European Deposit Guarantee Funds Hold EUR 79 Billion, Reports EBA

Prague, 3 June 2025 – The European Banking Authority (EBA) has announced that all national Deposit Guarantee Schemes (DGSs) in the European Union have reached the minimum target level set by the EU Deposit Guarantee Schemes Directive (DGSD).

These funds have been built up gradually over a ten-year transitional period through regular contributions from banks to national schemes designed to compensate depositors in the event of a bank failure.

The total amount accumulated by European DGSs has reached EUR 79 billion. These systems ensure that depositors will be reimbursed up to EUR 100,000 per person and per financial institution in the event of a bank failure. The objective is to strengthen public confidence in the financial system and protect clients from the loss of their savings.

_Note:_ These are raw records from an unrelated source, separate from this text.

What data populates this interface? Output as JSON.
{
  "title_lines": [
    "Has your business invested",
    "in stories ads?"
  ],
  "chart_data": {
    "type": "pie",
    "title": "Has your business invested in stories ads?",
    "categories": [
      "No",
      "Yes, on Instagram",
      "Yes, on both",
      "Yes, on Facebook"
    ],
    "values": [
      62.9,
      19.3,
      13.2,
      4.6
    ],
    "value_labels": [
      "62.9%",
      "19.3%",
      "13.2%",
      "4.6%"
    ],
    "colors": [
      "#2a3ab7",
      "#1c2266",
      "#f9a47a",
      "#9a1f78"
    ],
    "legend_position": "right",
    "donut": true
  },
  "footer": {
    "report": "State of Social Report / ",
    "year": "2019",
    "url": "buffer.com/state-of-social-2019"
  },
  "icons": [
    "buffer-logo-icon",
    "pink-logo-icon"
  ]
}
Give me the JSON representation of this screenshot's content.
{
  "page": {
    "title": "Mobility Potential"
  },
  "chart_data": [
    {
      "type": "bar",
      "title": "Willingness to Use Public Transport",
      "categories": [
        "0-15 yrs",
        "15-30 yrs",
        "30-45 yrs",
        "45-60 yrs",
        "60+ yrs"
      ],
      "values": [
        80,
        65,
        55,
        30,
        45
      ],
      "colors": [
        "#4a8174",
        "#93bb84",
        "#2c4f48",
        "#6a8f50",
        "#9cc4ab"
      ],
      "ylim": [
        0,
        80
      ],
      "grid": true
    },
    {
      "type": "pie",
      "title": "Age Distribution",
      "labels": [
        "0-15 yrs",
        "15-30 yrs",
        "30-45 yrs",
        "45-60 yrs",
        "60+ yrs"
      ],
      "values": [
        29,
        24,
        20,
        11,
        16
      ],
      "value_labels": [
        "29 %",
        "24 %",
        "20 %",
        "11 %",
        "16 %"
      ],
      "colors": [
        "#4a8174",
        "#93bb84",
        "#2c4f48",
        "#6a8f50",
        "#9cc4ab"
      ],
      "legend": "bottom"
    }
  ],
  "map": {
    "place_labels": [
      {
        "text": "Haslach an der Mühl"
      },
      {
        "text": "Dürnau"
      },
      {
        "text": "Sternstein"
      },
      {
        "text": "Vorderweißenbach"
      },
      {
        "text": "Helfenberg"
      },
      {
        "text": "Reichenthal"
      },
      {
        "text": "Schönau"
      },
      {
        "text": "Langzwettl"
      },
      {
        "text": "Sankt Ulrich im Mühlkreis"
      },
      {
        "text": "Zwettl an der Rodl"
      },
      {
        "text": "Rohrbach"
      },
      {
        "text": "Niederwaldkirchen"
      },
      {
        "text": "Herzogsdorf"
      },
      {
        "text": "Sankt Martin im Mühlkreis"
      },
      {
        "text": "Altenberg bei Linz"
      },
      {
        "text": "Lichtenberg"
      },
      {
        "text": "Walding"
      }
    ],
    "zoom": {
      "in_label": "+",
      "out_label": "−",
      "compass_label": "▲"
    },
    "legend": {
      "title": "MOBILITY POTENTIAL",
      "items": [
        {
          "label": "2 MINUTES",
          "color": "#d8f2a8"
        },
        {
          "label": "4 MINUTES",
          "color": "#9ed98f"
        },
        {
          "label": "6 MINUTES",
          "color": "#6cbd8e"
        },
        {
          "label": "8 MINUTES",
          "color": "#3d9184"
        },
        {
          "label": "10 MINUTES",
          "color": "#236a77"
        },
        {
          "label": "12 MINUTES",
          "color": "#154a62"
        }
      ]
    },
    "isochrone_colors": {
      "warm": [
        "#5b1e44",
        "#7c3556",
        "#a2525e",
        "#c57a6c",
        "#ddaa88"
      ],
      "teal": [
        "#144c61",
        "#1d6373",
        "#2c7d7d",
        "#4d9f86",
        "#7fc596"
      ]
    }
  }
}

All banks operating within the EU are legally obliged to contribute to their respective national DGS. The schemes must be able to ensure the repayment of covered deposits no later than seven working days after a bank failure. The required minimum target level is generally set at 0.8% of covered deposits .

According to the most recent data as of 31 December 2024, the volume of covered deposits across the EU — i.e. those eligible for reimbursement — rose by 3.2% year-on-year to €8.6 trillion. This follows previous increases of 1.7% in 2023 and 2.5% in 2022. The publicly available dataset also includes figures for Iceland, Norway and Liechtenstein, which together with the EU form the European Economic Area.

By publishing information on the available financial means and the volume of covered deposits in individual EU Member States on an annual basis, the EBA aims to increase transparency and ensure the accountability of deposit guarantee schemes towards depositors, financial markets, policymakers, and Member States.

In addition to the accumulated funds, all EU DGSs have in place additional financial arrangements – such as the possibility to require banks to make extraordinary contributions to the fund or to make additional short-term funding available should the need arise.